R121 - Kate has her couture stuff altered, too. Meghan could have done the same thing - for reasons unknown, she chose not to.
That said, there probably are a good many casual outfits Kate gets off the rack that she doesn't need to have altered. She is, after all, tall, slim, and athletic. Her only real problem is a long torso, but you don't necessarily need to alter everything to take account of that if the clothes are selected well. She's got a decent up-top, a cute arse, nice legs, and a small waist. She's also 5'9". Kate could get away with stuff Meghan couldn't at about 5'4", no waist, a low bosom, a barrel-shaped middle, and skinny, shapeless legs.
Kate sensibly ensures that whether the clothes are or aren't altered, and some aren't especially the really casual stuff, that they emphasise her height, legs, and waist, and fit. I don't like everything she wears, but mostly she seems to nail the "look" she wants to define her: nicely turned out, clean lines, feminine, and once in awhile with the very short skirts, nicely flirty.

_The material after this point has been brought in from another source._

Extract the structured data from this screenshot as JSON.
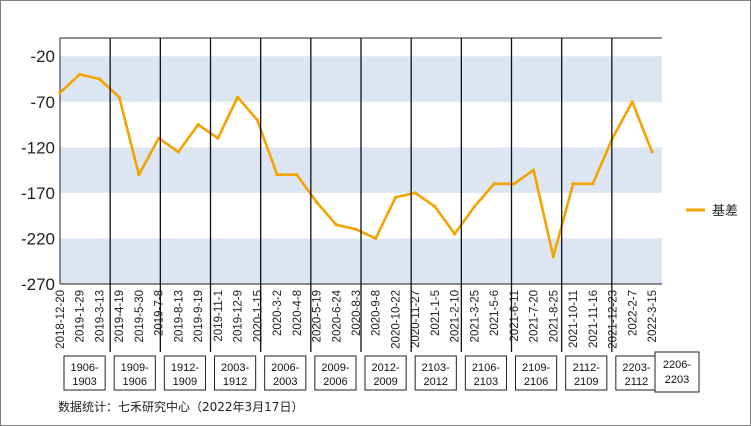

Meghan never nailed down a look - she was all over the place. I'm quite sure she could have, but I suspect she doesn't take advice well, and went her own way, with utterly disastrous results like the de la Renta dress she wore to the Spencer wedding. Even the hugely glammed up stuff didn't really work if you looked closely, like the bras outlined under the grey Mouret dress she wore in Ireland, and that Alexis Carrington green number she wore on her very last outing with the BRF at the Abbey.
Few women are perfectly proportioned - Diana had a flat, boring midsection and no waist to speak of. But she worked with people at VOGUE who persuaded her to shift the emphasis to those incredible legs. She wasn't a perfect beauty, either, with the large nose and nondescript mouth. She had four terrific attributes: her beautiful eyes, beautiful skin, her height, and her legs. They added up to more than the sum of their parts.
Meghan just never figured out the formula to do the same, and get the attributes to work together to be greater than the sum of the parts.